Simpson & Brown was approached in 2005 by the University to complete the scheme. Our historical research established that there were no original drawings, so the paving was designed closely following the precedents of Playfair's other Edinburgh buildings. These include the New College, the National Galleries buildings on the Mound, and Donaldson’s Hospital. Playfair also paved the court of Heriot’s School. A central grassed area was also incorporated to soften the space, and make it more suitable for events and performances. Hazeldean stone was used as a substitute for the original Craigleith stone and was detailed carefully with hand tooling.
Under the courtyard, layers of archaeology stretching back to the 16th century had survived. A full archaeological excavation was carried out by Addyman Archaeology, a division of Simpson & Brown, as a condition of the planning consent. The land before 1582 had been the precincts of St Mary's Kirk, the Kirk o' Fields, and part of the medieval burial ground, including over 60 burials, was discovered. Most of the footings of the 17th and 18th century university buildings were also uncovered, including the fully-paved courtyard of the 1617 Common Hall.

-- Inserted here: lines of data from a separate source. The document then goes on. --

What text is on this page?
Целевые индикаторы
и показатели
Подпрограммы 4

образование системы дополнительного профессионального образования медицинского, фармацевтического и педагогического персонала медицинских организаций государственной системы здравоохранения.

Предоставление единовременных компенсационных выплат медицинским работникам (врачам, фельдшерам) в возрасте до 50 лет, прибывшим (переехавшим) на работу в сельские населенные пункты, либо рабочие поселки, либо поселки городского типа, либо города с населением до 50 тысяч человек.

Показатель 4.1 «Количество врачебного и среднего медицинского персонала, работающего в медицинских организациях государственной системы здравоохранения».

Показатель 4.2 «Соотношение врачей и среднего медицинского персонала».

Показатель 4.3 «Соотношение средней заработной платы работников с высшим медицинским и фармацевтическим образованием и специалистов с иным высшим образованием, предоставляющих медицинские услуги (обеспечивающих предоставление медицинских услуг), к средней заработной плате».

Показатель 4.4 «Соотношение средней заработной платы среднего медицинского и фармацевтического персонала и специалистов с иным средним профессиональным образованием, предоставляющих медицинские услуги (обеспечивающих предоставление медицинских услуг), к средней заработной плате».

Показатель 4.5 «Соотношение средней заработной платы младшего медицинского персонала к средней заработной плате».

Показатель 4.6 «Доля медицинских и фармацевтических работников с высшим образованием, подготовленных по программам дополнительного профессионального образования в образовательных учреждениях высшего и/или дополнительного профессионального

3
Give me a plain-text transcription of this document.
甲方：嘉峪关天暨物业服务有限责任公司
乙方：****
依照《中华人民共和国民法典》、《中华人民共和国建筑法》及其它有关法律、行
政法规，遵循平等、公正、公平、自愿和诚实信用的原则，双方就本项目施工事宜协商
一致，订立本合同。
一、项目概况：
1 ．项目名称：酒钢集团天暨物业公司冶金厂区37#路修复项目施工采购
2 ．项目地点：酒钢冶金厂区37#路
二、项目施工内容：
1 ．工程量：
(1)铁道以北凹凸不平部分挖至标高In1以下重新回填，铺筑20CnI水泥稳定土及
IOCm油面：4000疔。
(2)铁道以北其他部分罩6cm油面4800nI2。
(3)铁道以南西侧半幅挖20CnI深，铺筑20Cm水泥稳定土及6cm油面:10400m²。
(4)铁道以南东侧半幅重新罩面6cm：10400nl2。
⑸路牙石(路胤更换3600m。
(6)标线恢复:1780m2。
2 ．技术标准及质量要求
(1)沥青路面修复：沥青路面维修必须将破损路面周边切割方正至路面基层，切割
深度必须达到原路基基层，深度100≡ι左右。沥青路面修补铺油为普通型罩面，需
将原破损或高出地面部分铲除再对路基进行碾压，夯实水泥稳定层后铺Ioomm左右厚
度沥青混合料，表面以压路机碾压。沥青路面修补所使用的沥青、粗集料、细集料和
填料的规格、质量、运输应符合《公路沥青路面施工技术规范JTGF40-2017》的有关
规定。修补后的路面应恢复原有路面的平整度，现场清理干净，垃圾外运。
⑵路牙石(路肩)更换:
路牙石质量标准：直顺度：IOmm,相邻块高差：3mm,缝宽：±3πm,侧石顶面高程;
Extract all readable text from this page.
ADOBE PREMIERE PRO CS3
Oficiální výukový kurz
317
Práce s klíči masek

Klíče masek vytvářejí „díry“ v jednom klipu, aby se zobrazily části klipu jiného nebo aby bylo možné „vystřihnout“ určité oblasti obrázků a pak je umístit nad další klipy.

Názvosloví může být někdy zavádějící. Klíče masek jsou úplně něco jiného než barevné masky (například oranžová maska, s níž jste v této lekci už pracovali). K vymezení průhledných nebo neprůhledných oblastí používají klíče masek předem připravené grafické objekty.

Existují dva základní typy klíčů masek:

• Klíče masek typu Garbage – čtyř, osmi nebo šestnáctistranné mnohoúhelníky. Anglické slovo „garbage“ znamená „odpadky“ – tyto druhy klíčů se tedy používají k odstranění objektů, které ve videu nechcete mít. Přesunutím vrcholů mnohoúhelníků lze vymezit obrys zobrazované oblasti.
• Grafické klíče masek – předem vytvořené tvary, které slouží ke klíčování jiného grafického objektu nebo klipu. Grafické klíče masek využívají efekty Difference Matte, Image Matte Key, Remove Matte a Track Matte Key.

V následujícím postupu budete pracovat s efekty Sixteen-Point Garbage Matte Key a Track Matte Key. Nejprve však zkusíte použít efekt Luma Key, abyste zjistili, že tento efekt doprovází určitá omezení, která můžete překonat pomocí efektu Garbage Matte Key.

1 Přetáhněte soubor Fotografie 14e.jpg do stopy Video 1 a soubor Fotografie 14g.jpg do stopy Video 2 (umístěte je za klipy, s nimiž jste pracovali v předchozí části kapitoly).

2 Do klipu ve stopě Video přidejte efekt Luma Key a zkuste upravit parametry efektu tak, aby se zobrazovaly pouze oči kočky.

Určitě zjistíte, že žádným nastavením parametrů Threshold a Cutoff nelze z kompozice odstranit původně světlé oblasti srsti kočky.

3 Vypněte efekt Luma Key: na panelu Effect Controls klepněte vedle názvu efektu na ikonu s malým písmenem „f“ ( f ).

The remains of the 18th century chemistry store were also discovered. Evidently, most of the equipment had not been removed before demolition, and as it was excavated, it emerged as densely packed with finds. The objects were probably used by Joseph Black, one of the last professors of Natural Philosophy to use the building, and one of the most important chemists of the Enlightenment.
The courtyard was completed in 2011 and opened by the Chancellor of the University, HRH the Princess Royal.